The Global AI Hackathon reinforced these issues. With submissions from 86 countries, over 1,300 participants tackled real-world problems in education, equity, and climate.
UNESCO’s AI Competency Frameworks also featured in a panel discussion. Kelly Shiohira outlined the framework’s emphasis on critical thinking, sustainability, and lifelong learning. Cătălina Rață shared how her team in Romania developed an AI curriculum for students in digital poverty. Rishi Mazumdar described how they begin by training teachers before expanding to students.
“We’re going beyond Bloom’s taxonomy,” Shiohira said. “We’re asking students not just to apply knowledge, but to critically examine and co-create with AI.”
Speakers emphasized that access is not just about devices. It is about language, trust, and cultural fit. As one panelist said, “We can’t build for communities unless we build with them.”
Innovation in Tools and Practice
What happens when students stop using AI and start designing with it?
At Emerson College, Daniel Pillis conducted a year-long study on the Jibo robot, used as a “robotic actor” in film classes. Jibo improved participation and reduced anxiety, especially during solo projects. In one class, the robot even performed as a drag persona.
The Global AI Hackathon showcased apps created using MIT App Inventor. Winning entries addressed accessibility, misinformation, and community wellness.
Demo lounges featured work from the Personal Robots Group, MIT Scheller Teacher Education Program, and the RAISE curriculum team. These tools were designed to be adaptable, remixable, and usable across diverse contexts.
Youth Voices…and Uncertainty
A youth panel brought together high school students from across the Americas to share their experiences with AI. One panelist described asking ChatGPT for a recipe.
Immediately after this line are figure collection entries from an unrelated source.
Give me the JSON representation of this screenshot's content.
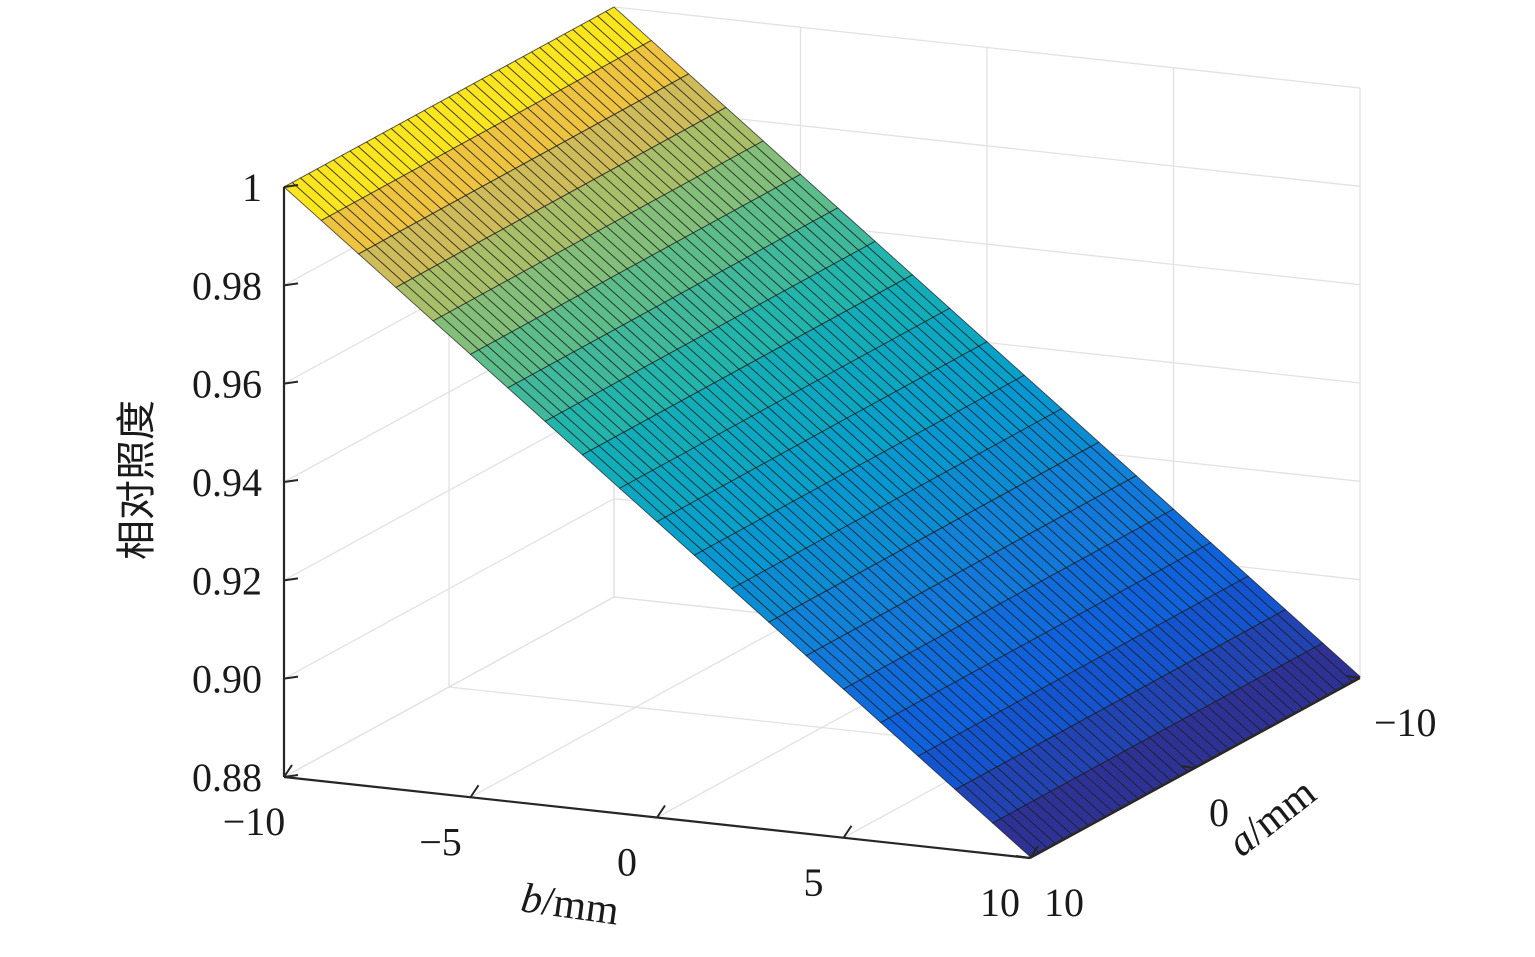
{
  "chart_data": {
    "type": "surface",
    "title": "",
    "xlabel": "b/mm",
    "xlabel_italic": "b",
    "xlabel_unit": "/mm",
    "ylabel": "a/mm",
    "ylabel_italic": "a",
    "ylabel_unit": "/mm",
    "zlabel": "相对照度",
    "x_ticks": [
      -10,
      -5,
      0,
      5,
      10
    ],
    "x_tick_labels": [
      "−10",
      "−5",
      "0",
      "5",
      "10"
    ],
    "y_ticks": [
      -10,
      0,
      10
    ],
    "y_tick_labels": [
      "−10",
      "0",
      "10"
    ],
    "z_ticks": [
      0.88,
      0.9,
      0.92,
      0.94,
      0.96,
      0.98,
      1.0
    ],
    "z_tick_labels": [
      "0.88",
      "0.90",
      "0.92",
      "0.94",
      "0.96",
      "0.98",
      "1"
    ],
    "xlim": [
      -10,
      10
    ],
    "ylim": [
      -10,
      10
    ],
    "zlim": [
      0.88,
      1.0
    ],
    "grid": true,
    "colormap": "parula",
    "surface": {
      "b_range": [
        -10,
        10
      ],
      "a_range": [
        -10,
        10
      ],
      "z_at_b_min": 1.0,
      "z_at_b_max": 0.8803,
      "profile_b": [
        -10,
        -8,
        -6,
        -4,
        -2,
        0,
        2,
        4,
        6,
        8,
        10
      ],
      "profile_z": [
        1.0,
        0.988,
        0.976,
        0.964,
        0.952,
        0.94,
        0.928,
        0.916,
        0.904,
        0.892,
        0.8803
      ],
      "z_varies_with_a": false
    }
  }
}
Another had built a climate-focused app. All had used AI in school and expressed frustration with unclear rules. “Right now there’s a lot of confusion about if it should be added, if there’s proper usage,” one said. “If you fully know how to use it, it’s really useful.”
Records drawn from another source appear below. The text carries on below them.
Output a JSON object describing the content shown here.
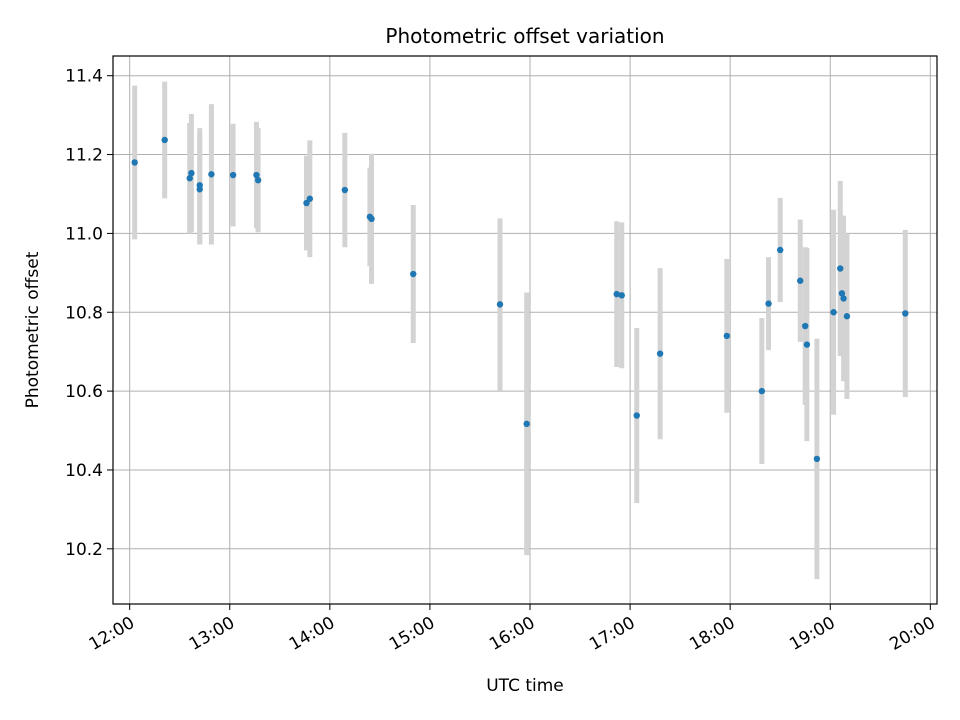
{
  "chart_data": {
    "type": "scatter",
    "title": "Photometric offset variation",
    "xlabel": "UTC time",
    "ylabel": "Photometric offset",
    "x_ticks": [
      "12:00",
      "13:00",
      "14:00",
      "15:00",
      "16:00",
      "17:00",
      "18:00",
      "19:00",
      "20:00"
    ],
    "y_ticks": [
      "10.2",
      "10.4",
      "10.6",
      "10.8",
      "11.0",
      "11.2",
      "11.4"
    ],
    "xlim": [
      "11:50",
      "20:04"
    ],
    "ylim": [
      10.06,
      11.45
    ],
    "grid": true,
    "marker_color": "#1f77b4",
    "errorbar_color": "#d3d3d3",
    "points": [
      {
        "x": "12:03",
        "y": 11.18,
        "err": 0.195
      },
      {
        "x": "12:21",
        "y": 11.237,
        "err": 0.148
      },
      {
        "x": "12:36",
        "y": 11.14,
        "err": 0.14
      },
      {
        "x": "12:37",
        "y": 11.153,
        "err": 0.15
      },
      {
        "x": "12:42",
        "y": 11.112,
        "err": 0.14
      },
      {
        "x": "12:42",
        "y": 11.122,
        "err": 0.145
      },
      {
        "x": "12:49",
        "y": 11.15,
        "err": 0.178
      },
      {
        "x": "13:02",
        "y": 11.148,
        "err": 0.13
      },
      {
        "x": "13:16",
        "y": 11.148,
        "err": 0.135
      },
      {
        "x": "13:17",
        "y": 11.135,
        "err": 0.132
      },
      {
        "x": "13:46",
        "y": 11.077,
        "err": 0.12
      },
      {
        "x": "13:48",
        "y": 11.088,
        "err": 0.148
      },
      {
        "x": "14:09",
        "y": 11.11,
        "err": 0.145
      },
      {
        "x": "14:24",
        "y": 11.042,
        "err": 0.125
      },
      {
        "x": "14:25",
        "y": 11.037,
        "err": 0.165
      },
      {
        "x": "14:50",
        "y": 10.897,
        "err": 0.175
      },
      {
        "x": "15:42",
        "y": 10.82,
        "err": 0.218
      },
      {
        "x": "15:58",
        "y": 10.517,
        "err": 0.333
      },
      {
        "x": "16:52",
        "y": 10.846,
        "err": 0.185
      },
      {
        "x": "16:55",
        "y": 10.843,
        "err": 0.185
      },
      {
        "x": "17:04",
        "y": 10.538,
        "err": 0.222
      },
      {
        "x": "17:18",
        "y": 10.695,
        "err": 0.217
      },
      {
        "x": "17:58",
        "y": 10.74,
        "err": 0.195
      },
      {
        "x": "18:19",
        "y": 10.6,
        "err": 0.185
      },
      {
        "x": "18:23",
        "y": 10.822,
        "err": 0.118
      },
      {
        "x": "18:30",
        "y": 10.958,
        "err": 0.132
      },
      {
        "x": "18:42",
        "y": 10.88,
        "err": 0.155
      },
      {
        "x": "18:45",
        "y": 10.765,
        "err": 0.2
      },
      {
        "x": "18:46",
        "y": 10.718,
        "err": 0.245
      },
      {
        "x": "18:52",
        "y": 10.428,
        "err": 0.305
      },
      {
        "x": "19:02",
        "y": 10.8,
        "err": 0.26
      },
      {
        "x": "19:06",
        "y": 10.911,
        "err": 0.222
      },
      {
        "x": "19:07",
        "y": 10.848,
        "err": 0.155
      },
      {
        "x": "19:08",
        "y": 10.835,
        "err": 0.21
      },
      {
        "x": "19:10",
        "y": 10.79,
        "err": 0.21
      },
      {
        "x": "19:45",
        "y": 10.797,
        "err": 0.212
      }
    ]
  }
}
One student compared AI to driving: we don’t ban driving because people don’t know how to drive. We teach driver’s ed.
Student-led papers and posters added to the discussion. Winners were recognized alongside adult honorees during Friday’s closing ceremony.
Pérez, the 10th grader from Puerto Rico, stood out as a youth speaker. After participating in the 2024 hackathon, she launched a climate-themed AI hackathon for teens in her community. The event filled up in under a week.
What’s Next
The Summit ended with awards and a challenge. Best papers, posters, and hackathon projects were honored. Professor Cynthia Breazeal, Director of MIT RAISE, closed the event by calling for AI that centers equity, creativity, and care. “Whether you’re a learner, a parent, a policymaker, AI and education now go hand in hand,” she said. “To build with AI, to use it responsibly, that can happen only in learning environments that encourage both creative exploration and being mindful of the ways that AI directly impacts you, your family, your community, and beyond.”
Attendees left with new partnerships, sharper questions, and a sense of responsibility. The next generation is not simply inheriting AI. They are helping define it.